Auch im Rathaus wurde ein mögliches Verbot diskutiert. „Ich freue mich über Feuerwerke, aber es hat auch negative Belastungen“, sagt Oberbürgermeister Martin Horn. Der Familienvater wäre ein Freund eines Böller-Verbots in der Innenstadt. Eine mögliche Einschränkung habe er prüfen lassen. Horn sagt: „Wir haben keine rechtliche Handhabe.“

Das bestätigt auch Freiburgs Erster Bürgermeister Ulrich von Kirchbach. Das Thema sei in der Dezernentenrunde besprochen worden und vom Tisch. Dennoch ist von Kirchbach nicht uneingeschränkt dafür: „Mich nervt, dass es schon zwei Tage vorher losgeht.“ Feuerwerk zu verteufeln, sei aber falsch.

Hornbach stoppt Verkauf

Was nur wenige wissen: Freiburg hat schon jetzt Verbotszonen.

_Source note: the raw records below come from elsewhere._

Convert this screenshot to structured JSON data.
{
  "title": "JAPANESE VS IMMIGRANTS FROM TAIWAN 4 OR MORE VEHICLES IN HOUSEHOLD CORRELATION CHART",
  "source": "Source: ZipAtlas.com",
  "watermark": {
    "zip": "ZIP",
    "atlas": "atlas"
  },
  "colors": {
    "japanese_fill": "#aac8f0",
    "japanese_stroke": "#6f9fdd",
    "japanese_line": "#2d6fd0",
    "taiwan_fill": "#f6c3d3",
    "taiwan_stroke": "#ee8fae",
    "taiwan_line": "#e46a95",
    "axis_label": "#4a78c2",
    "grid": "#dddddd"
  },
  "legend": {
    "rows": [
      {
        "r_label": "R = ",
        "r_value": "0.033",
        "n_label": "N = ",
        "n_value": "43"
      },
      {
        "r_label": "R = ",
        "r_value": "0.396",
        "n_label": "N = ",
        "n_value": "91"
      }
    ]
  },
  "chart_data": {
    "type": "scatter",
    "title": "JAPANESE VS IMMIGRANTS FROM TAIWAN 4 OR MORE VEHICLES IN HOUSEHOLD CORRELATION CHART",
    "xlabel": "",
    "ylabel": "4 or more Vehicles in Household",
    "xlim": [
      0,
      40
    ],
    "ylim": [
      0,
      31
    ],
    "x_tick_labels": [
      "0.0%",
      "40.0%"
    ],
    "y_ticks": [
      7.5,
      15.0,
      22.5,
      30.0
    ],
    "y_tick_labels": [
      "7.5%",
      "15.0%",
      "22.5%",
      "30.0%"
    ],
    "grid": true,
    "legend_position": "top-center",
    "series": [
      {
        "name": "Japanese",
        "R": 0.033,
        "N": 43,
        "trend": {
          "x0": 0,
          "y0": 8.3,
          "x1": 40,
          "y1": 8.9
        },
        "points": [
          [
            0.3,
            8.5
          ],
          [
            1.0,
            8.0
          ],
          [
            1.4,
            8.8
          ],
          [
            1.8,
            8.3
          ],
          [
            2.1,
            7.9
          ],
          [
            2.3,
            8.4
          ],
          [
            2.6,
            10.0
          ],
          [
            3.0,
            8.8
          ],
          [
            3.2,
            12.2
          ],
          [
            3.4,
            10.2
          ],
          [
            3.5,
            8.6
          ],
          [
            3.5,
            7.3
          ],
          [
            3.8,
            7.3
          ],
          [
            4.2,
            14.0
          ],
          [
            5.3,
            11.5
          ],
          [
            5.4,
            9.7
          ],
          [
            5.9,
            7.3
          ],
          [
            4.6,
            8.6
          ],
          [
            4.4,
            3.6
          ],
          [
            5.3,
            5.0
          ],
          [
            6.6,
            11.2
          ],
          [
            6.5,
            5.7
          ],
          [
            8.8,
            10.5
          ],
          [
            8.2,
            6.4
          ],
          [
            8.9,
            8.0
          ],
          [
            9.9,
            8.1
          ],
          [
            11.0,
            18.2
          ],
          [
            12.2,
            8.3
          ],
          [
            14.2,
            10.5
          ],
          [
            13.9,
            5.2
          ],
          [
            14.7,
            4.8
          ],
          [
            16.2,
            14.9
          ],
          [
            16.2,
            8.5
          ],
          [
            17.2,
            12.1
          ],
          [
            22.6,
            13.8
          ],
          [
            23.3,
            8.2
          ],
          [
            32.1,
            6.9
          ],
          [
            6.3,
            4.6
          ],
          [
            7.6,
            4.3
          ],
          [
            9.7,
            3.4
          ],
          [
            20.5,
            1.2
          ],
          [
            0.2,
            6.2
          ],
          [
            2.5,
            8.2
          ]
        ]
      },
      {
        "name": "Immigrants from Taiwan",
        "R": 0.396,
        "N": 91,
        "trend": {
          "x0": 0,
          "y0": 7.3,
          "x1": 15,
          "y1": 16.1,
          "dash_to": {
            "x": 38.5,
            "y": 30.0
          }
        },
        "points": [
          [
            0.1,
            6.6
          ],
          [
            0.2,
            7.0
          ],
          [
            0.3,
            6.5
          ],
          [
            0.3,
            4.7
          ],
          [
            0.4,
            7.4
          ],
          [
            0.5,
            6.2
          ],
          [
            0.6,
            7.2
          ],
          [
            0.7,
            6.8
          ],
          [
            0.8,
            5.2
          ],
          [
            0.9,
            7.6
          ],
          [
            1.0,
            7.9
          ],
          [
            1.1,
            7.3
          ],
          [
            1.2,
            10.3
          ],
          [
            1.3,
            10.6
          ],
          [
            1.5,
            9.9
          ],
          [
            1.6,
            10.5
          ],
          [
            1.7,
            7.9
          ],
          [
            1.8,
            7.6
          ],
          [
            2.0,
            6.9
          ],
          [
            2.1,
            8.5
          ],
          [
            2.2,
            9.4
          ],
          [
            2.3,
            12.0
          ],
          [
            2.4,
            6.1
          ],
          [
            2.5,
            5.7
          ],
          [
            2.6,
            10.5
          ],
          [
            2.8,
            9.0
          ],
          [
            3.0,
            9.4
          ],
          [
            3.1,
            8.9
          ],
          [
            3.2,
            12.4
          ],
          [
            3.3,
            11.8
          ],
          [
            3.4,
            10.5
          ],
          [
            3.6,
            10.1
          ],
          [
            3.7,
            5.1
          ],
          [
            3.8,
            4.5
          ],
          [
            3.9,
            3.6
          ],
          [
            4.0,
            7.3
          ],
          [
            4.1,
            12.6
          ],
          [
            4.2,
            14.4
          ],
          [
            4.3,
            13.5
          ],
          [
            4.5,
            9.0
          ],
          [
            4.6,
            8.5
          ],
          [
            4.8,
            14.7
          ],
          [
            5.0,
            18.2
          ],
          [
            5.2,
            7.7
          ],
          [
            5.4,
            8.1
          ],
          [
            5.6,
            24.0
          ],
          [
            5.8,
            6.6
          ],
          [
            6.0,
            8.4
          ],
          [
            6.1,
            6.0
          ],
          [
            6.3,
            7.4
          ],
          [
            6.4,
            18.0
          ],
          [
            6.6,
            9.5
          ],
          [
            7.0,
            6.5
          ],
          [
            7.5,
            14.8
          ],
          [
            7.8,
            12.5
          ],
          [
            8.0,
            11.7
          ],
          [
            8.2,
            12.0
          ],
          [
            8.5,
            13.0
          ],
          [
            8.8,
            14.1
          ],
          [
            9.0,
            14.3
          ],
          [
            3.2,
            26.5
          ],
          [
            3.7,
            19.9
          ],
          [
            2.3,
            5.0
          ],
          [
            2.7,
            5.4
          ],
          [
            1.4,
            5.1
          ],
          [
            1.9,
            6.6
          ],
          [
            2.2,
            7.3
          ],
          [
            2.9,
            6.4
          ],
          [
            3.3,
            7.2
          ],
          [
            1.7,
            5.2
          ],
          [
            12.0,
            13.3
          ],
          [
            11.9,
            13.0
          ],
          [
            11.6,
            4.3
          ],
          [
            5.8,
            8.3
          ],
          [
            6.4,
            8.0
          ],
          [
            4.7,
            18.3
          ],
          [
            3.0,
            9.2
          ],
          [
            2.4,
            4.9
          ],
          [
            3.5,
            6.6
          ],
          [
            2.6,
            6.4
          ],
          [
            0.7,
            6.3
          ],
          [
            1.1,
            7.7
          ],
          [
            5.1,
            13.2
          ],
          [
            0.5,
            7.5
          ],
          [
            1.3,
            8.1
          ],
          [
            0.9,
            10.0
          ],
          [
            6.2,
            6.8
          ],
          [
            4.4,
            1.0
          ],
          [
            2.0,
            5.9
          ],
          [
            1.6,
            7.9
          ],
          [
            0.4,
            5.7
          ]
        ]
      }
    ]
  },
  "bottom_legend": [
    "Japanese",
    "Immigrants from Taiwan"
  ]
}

Rund ums Münster darf nicht gefeuert werden. Genauso wie in der Nähe von Kirchen oder Krankenhäusern. Die Bevölkerung könnte auch weitere Einschränkungen begrüßen. Laut einer YouGov-Umfrage sind 61 Prozent der Deutschen dafür, Silvesterfeuerwerk in Innenstädten einzuschränken.

Selbst Händler schlagen in diese Kerbe: Die Baumarktkette Hornbach will ab kommendem Jahr keine Feuerwerkskörper mehr verkaufen. Supermärkte kommen ebenfalls auf den Trichter: Ein Edeka-Händler aus Schleswig-Holstein hat ein Foto mit zwei Hunden vor seiner Filiale auf Facebook gepostet. Er schreibt: „Unsere tierischen Mitglieder der Meyer‘s Familie haben einstimmig entschieden – dieses Jahr gibt es bei uns KEIN Feuerwerk zu kaufen!“. Der Post wurde fast 1800 Mal geteilt.

Indes will Sebastian Müller weiter Unterschriften sammeln. Von einem Verbot will er nicht sprechen. Eher von Einschränkungen, ähnlich einem Tempolimit. „Man darf in der Innenstadt ja auch nicht überall 50 fahren.“ 

Eine Alternative haben sich Bürger des Münchner Stadtteils Aubing ausgedacht. Sie rufen dazu auf, ein paar Euro für ein gemeinsames Feuerwerk zu spenden statt selbst zu rumzuballern. Die Knete dafür sollte da sein: 133 Millionen Euro geben die Deutschen im Jahr für Feuerwerk aus.